[
https://issues.apache.org/jira/browse/AMQ-5854?page=com.atlassian.jira.plugin.system.issuetabpanels:all-tabpanel
]
Gary Tully resolved AMQ-5854.
-----------------------------
Resolution: Fixed
I have implemented a rollback only option on the transaction context that is
triggered by an failover, the initial disconnect that will trigger a reconnect.
If there are pending acks, so messages that need an ack in the transaction, a
rollback is forced. This seems the only sensible option.

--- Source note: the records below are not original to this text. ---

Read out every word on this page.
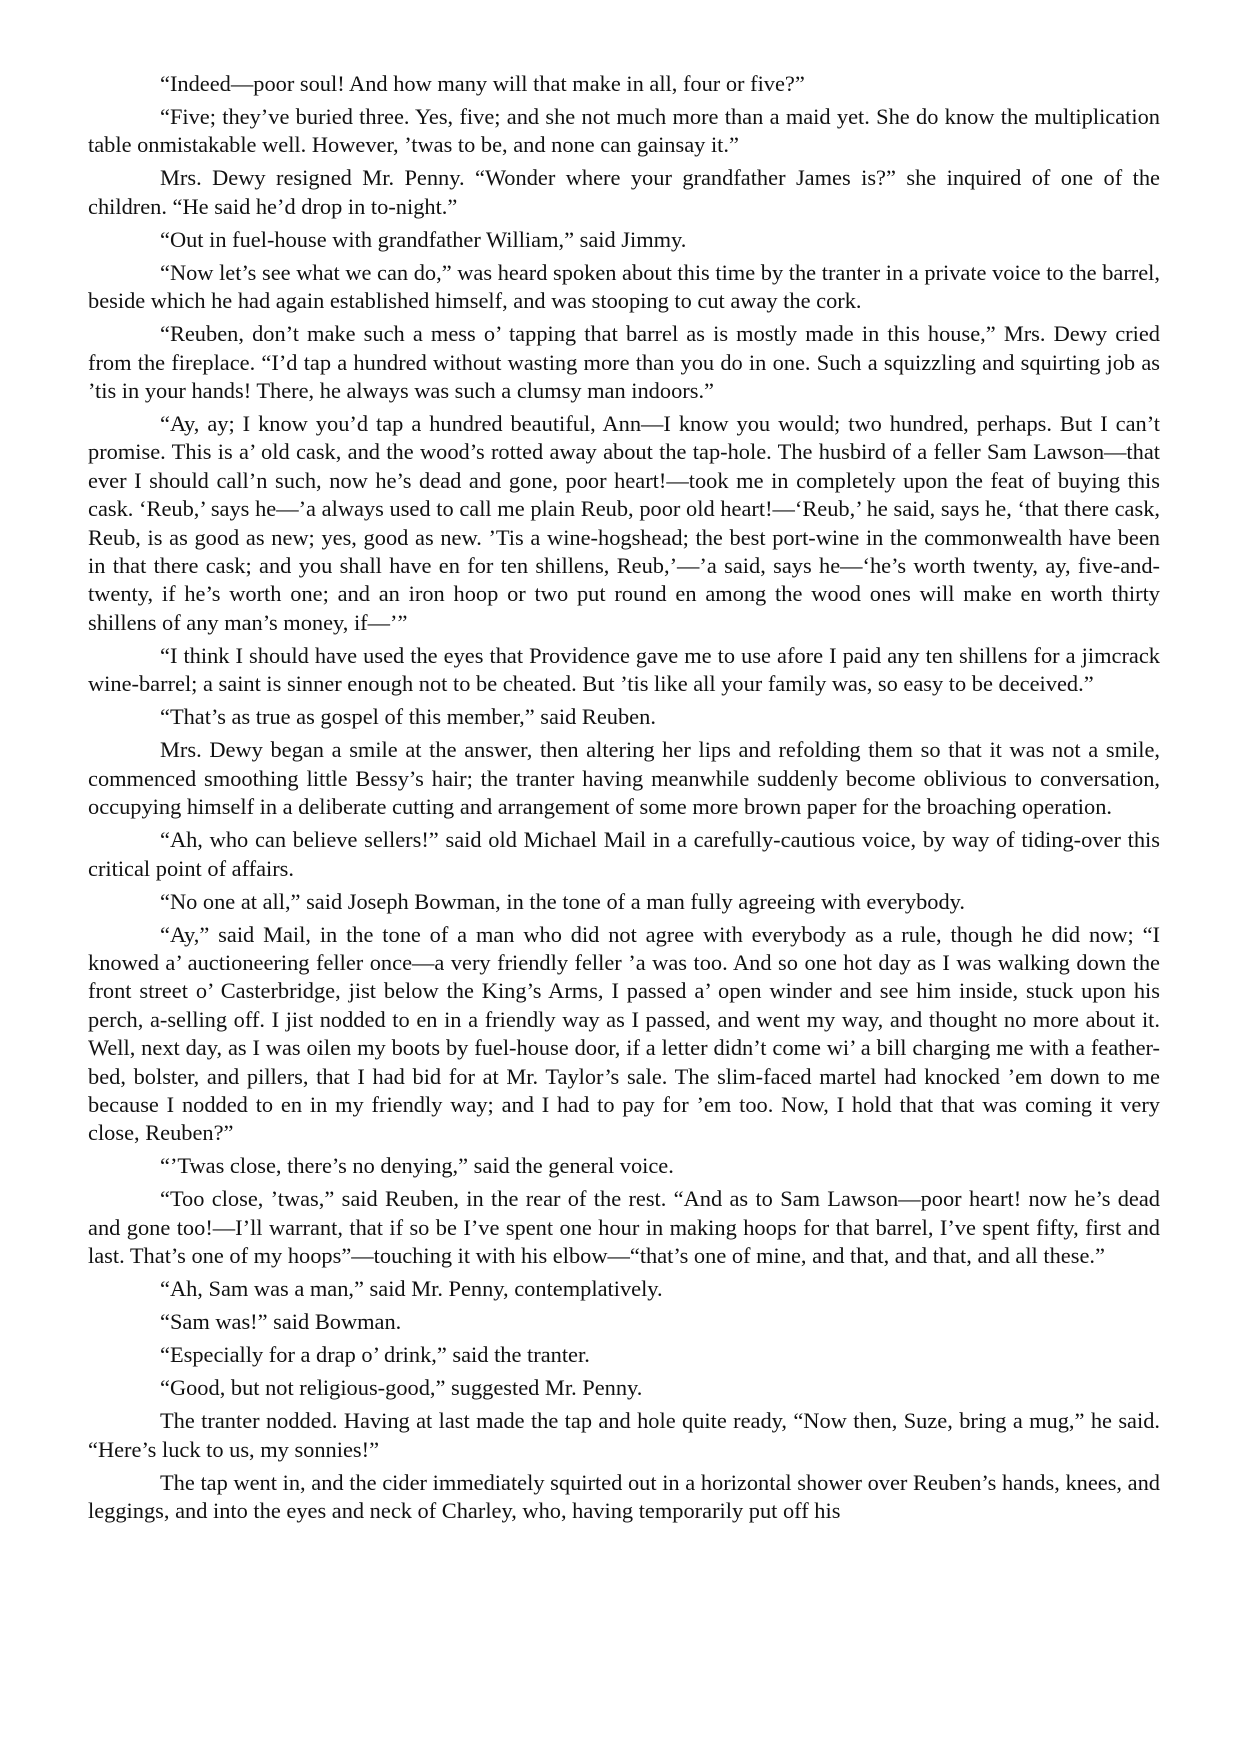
“Indeed—poor soul! And how many will that make in all, four or five?”

“Five; they’ve buried three. Yes, five; and she not much more than a maid yet. She do know the multiplication table onmistakable well. However, ’twas to be, and none can gainsay it.”

Mrs. Dewy resigned Mr. Penny. “Wonder where your grandfather James is?” she inquired of one of the children. “He said he’d drop in to-night.”

“Out in fuel-house with grandfather William,” said Jimmy.

“Now let’s see what we can do,” was heard spoken about this time by the tranter in a private voice to the barrel, beside which he had again established himself, and was stooping to cut away the cork.

“Reuben, don’t make such a mess o’ tapping that barrel as is mostly made in this house,” Mrs. Dewy cried from the fireplace. “I’d tap a hundred without wasting more than you do in one. Such a squizzling and squirting job as ’tis in your hands! There, he always was such a clumsy man indoors.”

“Ay, ay; I know you’d tap a hundred beautiful, Ann—I know you would; two hundred, perhaps. But I can’t promise. This is a’ old cask, and the wood’s rotted away about the tap-hole. The husbird of a feller Sam Lawson—that ever I should call’n such, now he’s dead and gone, poor heart!—took me in completely upon the feat of buying this cask. ‘Reub,’ says he—’a always used to call me plain Reub, poor old heart!—‘Reub,’ he said, says he, ‘that there cask, Reub, is as good as new; yes, good as new. ’Tis a wine-hogshead; the best port-wine in the commonwealth have been in that there cask; and you shall have en for ten shillens, Reub,’—’a said, says he—‘he’s worth twenty, ay, five-and-twenty, if he’s worth one; and an iron hoop or two put round en among the wood ones will make en worth thirty shillens of any man’s money, if—’”

“I think I should have used the eyes that Providence gave me to use afore I paid any ten shillens for a jimcrack wine-barrel; a saint is sinner enough not to be cheated. But ’tis like all your family was, so easy to be deceived.”

“That’s as true as gospel of this member,” said Reuben.

Mrs. Dewy began a smile at the answer, then altering her lips and refolding them so that it was not a smile, commenced smoothing little Bessy’s hair; the tranter having meanwhile suddenly become oblivious to conversation, occupying himself in a deliberate cutting and arrangement of some more brown paper for the broaching operation.

“Ah, who can believe sellers!” said old Michael Mail in a carefully-cautious voice, by way of tiding-over this critical point of affairs.

“No one at all,” said Joseph Bowman, in the tone of a man fully agreeing with everybody.

“Ay,” said Mail, in the tone of a man who did not agree with everybody as a rule, though he did now; “I knowed a’ auctioneering feller once—a very friendly feller ’a was too. And so one hot day as I was walking down the front street o’ Casterbridge, jist below the King’s Arms, I passed a’ open winder and see him inside, stuck upon his perch, a-selling off. I jist nodded to en in a friendly way as I passed, and went my way, and thought no more about it. Well, next day, as I was oilen my boots by fuel-house door, if a letter didn’t come wi’ a bill charging me with a feather-bed, bolster, and pillers, that I had bid for at Mr. Taylor’s sale. The slim-faced martel had knocked ’em down to me because I nodded to en in my friendly way; and I had to pay for ’em too. Now, I hold that that was coming it very close, Reuben?”

“’Twas close, there’s no denying,” said the general voice.

“Too close, ’twas,” said Reuben, in the rear of the rest. “And as to Sam Lawson—poor heart! now he’s dead and gone too!—I’ll warrant, that if so be I’ve spent one hour in making hoops for that barrel, I’ve spent fifty, first and last. That’s one of my hoops”—touching it with his elbow—“that’s one of mine, and that, and that, and all these.”

“Ah, Sam was a man,” said Mr. Penny, contemplatively.

“Sam was!” said Bowman.

“Especially for a drap o’ drink,” said the tranter.

“Good, but not religious-good,” suggested Mr. Penny.

The tranter nodded. Having at last made the tap and hole quite ready, “Now then, Suze, bring a mug,” he said. “Here’s luck to us, my sonnies!”

The tap went in, and the cider immediately squirted out in a horizontal shower over Reuben’s hands, knees, and leggings, and into the eyes and neck of Charley, who, having temporarily put off his
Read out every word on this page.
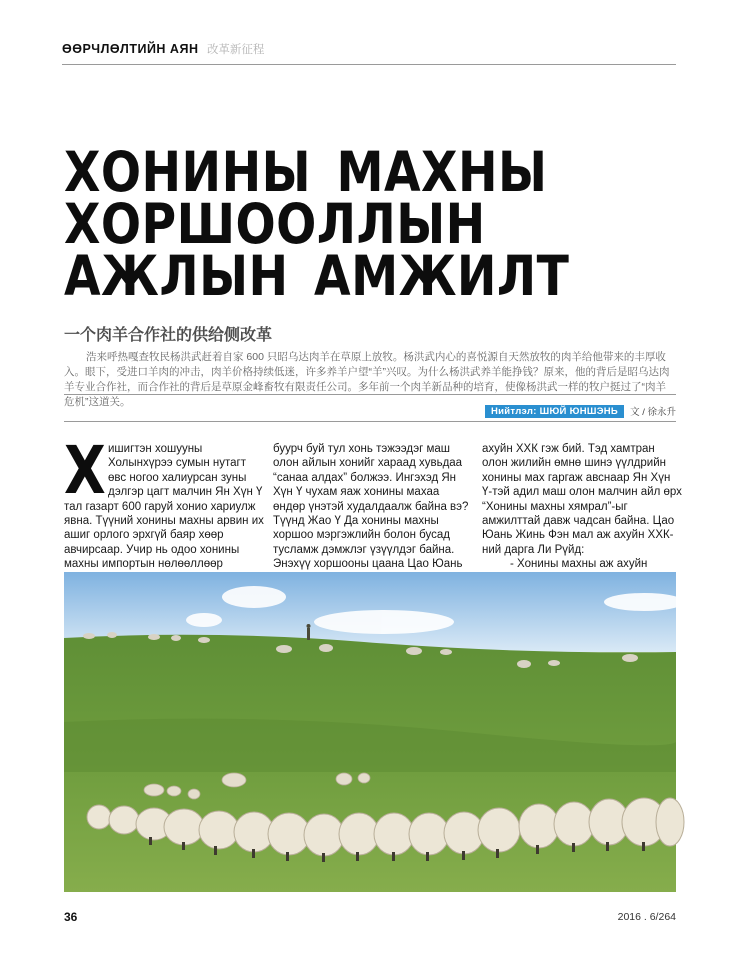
ӨӨРЧЛӨЛТИЙН АЯН 改革新征程
ХОНИНЫ МАХНЫ
ХОРШООЛЛЫН
АЖЛЫН АМЖИЛТ
一个肉羊合作社的供给侧改革

浩来呼热嘎查牧民杨洪武赶着自家 600 只昭乌达肉羊在草原上放牧。杨洪武内心的喜悦源自天然放牧的肉羊给他带来的丰厚收入。眼下，受进口羊肉的冲击，肉羊价格持续低迷，许多养羊户望“羊”兴叹。为什么杨洪武养羊能挣钱？原来，他的背后是昭乌达肉羊专业合作社，而合作社的背后是草原金峰畜牧有限责任公司。多年前一个肉羊新品种的培育，使像杨洪武一样的牧户挺过了“肉羊危机”这道关。

Нийтлэл: ШЮЙ ЮНШЭНЬ	文 / 徐永升

Хишигтэн хошууны Холынхүрээ сумын нутагт өвс ногоо халиурсан зуны дэлгэр цагт малчин Ян Хүн Ү тал газарт 600 гаруй хонио хариулж явна. Түүний хонины махны арвин их ашиг орлого эрхгүй баяр хөөр авчирсаар. Учир нь одоо хонины махны импортын нөлөөллөөр

буурч буй тул хонь тэжээдэг маш олон айлын хонийг хараад хувьдаа “санаа алдах” болжээ. Ингэхэд Ян Хүн Ү чухам яаж хонины махаа өндөр үнэтэй худалдаалж байна вэ? Түүнд Жао Ү Да хонины махны хоршоо мэргэжлийн болон бусад тусламж дэмжлэг үзүүлдэг байна. Энэхүү хоршооны цаана Цао Юань

ахуйн ХХК гэж бий. Тэд хамтран олон жилийн өмнө шинэ үүлдрийн хонины мах гаргаж авснаар Ян Хүн Ү-тэй адил маш олон малчин айл өрх “Хонины махны хямрал”-ыг амжилттай давж чадсан байна. Цао Юань Жинь Фэн мал аж ахуйн ХХК-ний дарга Ли Рүйд:
- Хонины махны аж ахуйн

36	2016 . 6/264
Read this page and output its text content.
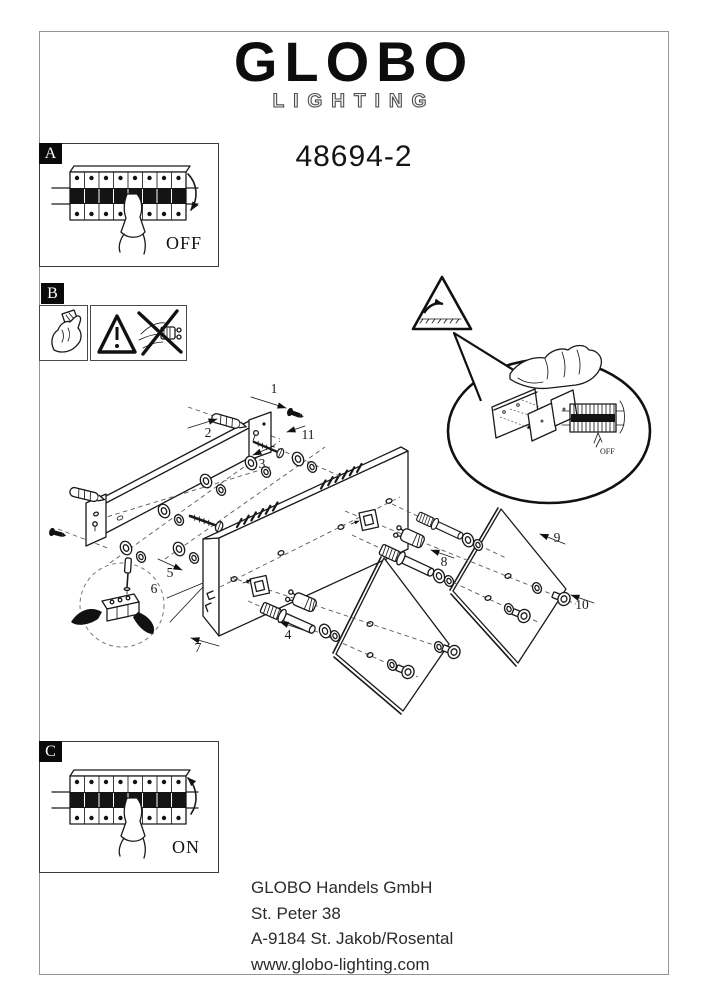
GLOBO
LIGHTING
48694-2
A
OFF
B
OFF
1
2
3
4
5
6
7
8
9
10
11
C
ON
GLOBO Handels GmbH
St. Peter 38
A-9184 St. Jakob/Rosental
www.globo-lighting.com
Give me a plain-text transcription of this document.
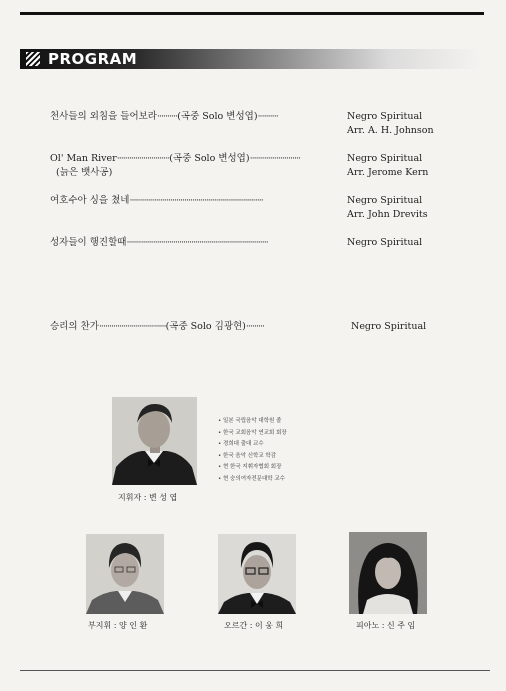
PROGRAM
천사들의 외침을 들어보라··········(곡중 Solo 변성엽)··········	Negro Spiritual
Arr. A. H. Johnson
Ol' Man River··························(곡중 Solo 변성엽)·························	Negro Spiritual
(늙은 뱃사공)	Arr. Jerome Kern
여호수아 싱을 쳤네··································································	Negro Spiritual
Arr. John Drevits
성자들이 행진할때······································································	Negro Spiritual
승리의 찬가·································(곡중 Solo 김광현)·········	Negro Spiritual
• 일본 국립음악 대학원 졸
• 한국 교회음악 연교회 회장
• 경희대 출대 교수
• 한국 음악 신학교 학감
• 현 한국 지휘자협회 회장
• 현 숭의여자전문대학 교수
지휘자 : 변 성 엽
부지휘 : 양 인 환	오르간 : 이 웅 희	피아노 : 신 주 임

There is a new unit test that simulates a delayed or slow ack, consumer side,
with an additional transaction synchronization and can reliably reproduce the
missed ack.
> Duplicate messages when failover is done during prepare phase of two phase
> commit.
> ----------------------------------------------------------------------------------
>
> Key: AMQ-5854
> URL: https://issues.apache.org/jira/browse/AMQ-5854
> Project: ActiveMQ
> Issue Type: Bug
> Components: Broker, JMS client
> Affects Versions: 5.9.1, 5.10.2, 5.11.1
> Environment: Ubuntu or AIX
> ActiveMQ 5.9.1 (problem is reproduced in 5.10.2 and 5.11.1)
> Spring DMLC
> XA transactions with atomikos 3.7.0 (problem is also reproduced with 3.9.15)
> Persistent messages
> Multithreading (this problem occur when there is at least 2 consummers on a
> queue)
> Reporter: Michael
> Assignee: Gary Tully
> Attachments:
> ActiveMQMessageConsumer-5.10.2-ModifyWithThreadSleep.java,
> ActiveMQMessageConsumer-5.11.1-ModifyWithThreadSleep.java, amq5854.tar.gz
>
>
> Use case :
> With Spring DMLC, Read a jms message in a queue, produce a
> jms message in an output queue and write data in database.
> Problem description :
> Due to hight CPU usage, the inactity monitor closes
> connections between clients and broker while 16 messages were processed.
> {noformat}
> 2015-06-01 04:39:01,130 | WARN | Transport Connection to: tcp://*** failed:
> org.apache.activemq.transport.InactivityIOException: Channel was inactive for
> too (>30000) long: tcp://*** |
> org.apache.activemq.broker.TransportConnection.Transport | ActiveMQ
> InactivityMonitor Worker
> {noformat}
> 15 messages are rolled back and redilevered to another
> consummer.
> In the log we got 15 warnings :
> {noformat}
> ActiveMQMessageConsumer |WARN |jmsContainer-173|rolling back transaction
> (XID:***) post failover recovery. 1 previously delivered message(s) not
> replayed to consumer: ***
> {noformat}
> But one message is not rolled back (the transaction commit)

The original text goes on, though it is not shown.